If the history of American protest rock runs alongside the birth and eventual sell-out of hippidom, then RATM are true stayers. Where their peers may have submitted to the temptation to settle and solidify their lives, to get paid, rather than continue the self sacrifice of protest, Rage Against the Machine have stuck to their guns. But hasn't the human fallibility and the complexities of political and social wrangling within the organisations Morello deals with ever generated cynicism within the band ? In a word : no.

"On this current tour we have booths at all shows from local activist organisations," he says. "That daily interaction with them makes me very optimistic, and not cynical all. The WTO riots really give you a feeling there is a real level of dissatisfaction with the status quo. And that's why our music translates in the numbers that it does. It's not just that they like the grooves, they also tap into that indignation that you hear in Rage Against the Machine songs. That's felt by people in their everyday lives."

"People are apathetic about the political process because they realise that neither of the two major political parties represent them," he says of the US (and by large the Australian) political system. "the second that you had a real party that represented normal working people you'd see them flock to the polls. But they realise that in the United States only 4% of the population donate money to any political campaign. So when these people are in office, who are they beholden to? Not the schoolteachers and carpenters and rock musicians and music journalists and homeless people. They're beholden to people who tend to be rich men who work at corporations."

Musically, too there's no sigh of the band faltering. The conversations with Morello came just as 1999 concluded with Rage Against the Machine being awarded Band of the Year by Spin and Time magazine alike. They've remained a critic's fave, and they're still selling buckets, after debuting at #1 in US Billboard charts and #2 in Australia, staying there for over 11 weeks nationally so far. It's a fine balance.

"It's music that combines the ferocity of the best hard music and intelligence and an artistic and political bent," says Morello. "We just play music that comes naturally to us. there's a content to Zack's lyrics and the band's general philosophy which is lacking in a lot of music at the top of the charts."
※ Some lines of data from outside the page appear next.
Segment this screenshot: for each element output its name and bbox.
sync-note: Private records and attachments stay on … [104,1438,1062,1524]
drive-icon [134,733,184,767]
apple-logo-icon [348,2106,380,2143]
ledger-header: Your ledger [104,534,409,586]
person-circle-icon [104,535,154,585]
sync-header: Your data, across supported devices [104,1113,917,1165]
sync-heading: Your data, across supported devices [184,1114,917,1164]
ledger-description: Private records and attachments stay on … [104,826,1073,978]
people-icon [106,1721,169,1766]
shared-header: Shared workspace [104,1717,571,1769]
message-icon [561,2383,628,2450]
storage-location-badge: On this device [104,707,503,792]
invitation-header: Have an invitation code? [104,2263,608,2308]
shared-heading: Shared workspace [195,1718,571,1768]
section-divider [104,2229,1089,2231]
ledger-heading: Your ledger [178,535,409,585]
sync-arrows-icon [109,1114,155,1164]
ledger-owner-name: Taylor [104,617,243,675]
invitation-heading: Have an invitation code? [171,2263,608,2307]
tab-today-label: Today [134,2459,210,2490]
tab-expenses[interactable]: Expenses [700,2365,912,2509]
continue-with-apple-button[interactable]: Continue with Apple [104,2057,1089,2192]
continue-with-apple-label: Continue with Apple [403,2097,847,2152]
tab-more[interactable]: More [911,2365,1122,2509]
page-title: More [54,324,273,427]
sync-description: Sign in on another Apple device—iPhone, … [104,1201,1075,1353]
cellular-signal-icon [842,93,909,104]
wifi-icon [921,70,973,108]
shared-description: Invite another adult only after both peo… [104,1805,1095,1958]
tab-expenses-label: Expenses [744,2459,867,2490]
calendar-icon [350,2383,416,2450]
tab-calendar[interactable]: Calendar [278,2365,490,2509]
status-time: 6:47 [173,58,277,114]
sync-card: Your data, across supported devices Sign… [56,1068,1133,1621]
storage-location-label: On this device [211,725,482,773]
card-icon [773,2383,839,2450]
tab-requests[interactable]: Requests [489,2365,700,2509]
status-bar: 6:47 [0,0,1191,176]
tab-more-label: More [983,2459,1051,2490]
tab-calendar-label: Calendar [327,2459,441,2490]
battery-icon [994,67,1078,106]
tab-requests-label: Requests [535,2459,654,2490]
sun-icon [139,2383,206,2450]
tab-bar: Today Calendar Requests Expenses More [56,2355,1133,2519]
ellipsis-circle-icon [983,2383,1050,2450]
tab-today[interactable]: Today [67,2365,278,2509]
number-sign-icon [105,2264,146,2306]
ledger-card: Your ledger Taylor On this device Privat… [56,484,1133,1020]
The top of the charts isn't limited to Britney Spears and boy band pop/rap. How does Morello feel about the New Metal movement, which bassist Commerford says is heavily influenced by Rage Against the Machine. (He suggested that bands like Korn were simply signed to fill a gap left by Rage's refusal to pump out an album a year.) if Commerford is crying rip off, Morello is the mediator saying, "live and let live." "I'm a fan of bands like Korm, Limp Bizkit, Kid Rock," he says. "But clearly they're coming from a different philosophical standpoint. each of those bands are a product of their influences and convictions, and our convictions just happen to be different."

But de la Rocha is less forgiving of bands like Korn, who, he says, "aren't really screaming about anything. it's just this fabrication." he is also unhappy with the direction taken in new rap. "It's a shame the way most popular hip-hop is so void of real commentary. I look at Puff Daddy or Jay-Z, and I think, "if Ronald Reagan was a rapper, he'd be in Puff Daddy's crew. the materialism and individuality-"I'm taking mine-it's Reaganism."

Considering these convictions, is it fair to say RATM feel like they're in a battle for the hearts and minds of these fans, leading them toward more external, self-less issues than those pumped at them by Korn's latest album?

"Oh heavens no," Morello concludes. "That would be an uphill battle. the thing that we're fortunate to have within the pop music continuum, is there's a different set of choices. Rage Against the Machine is a band that speaks to the silent majority, the alienated, the disaffected, the disenfranchised. There's two things to do : you can either take an escapist pill, or you can deal with music which deals with the realities of the situation."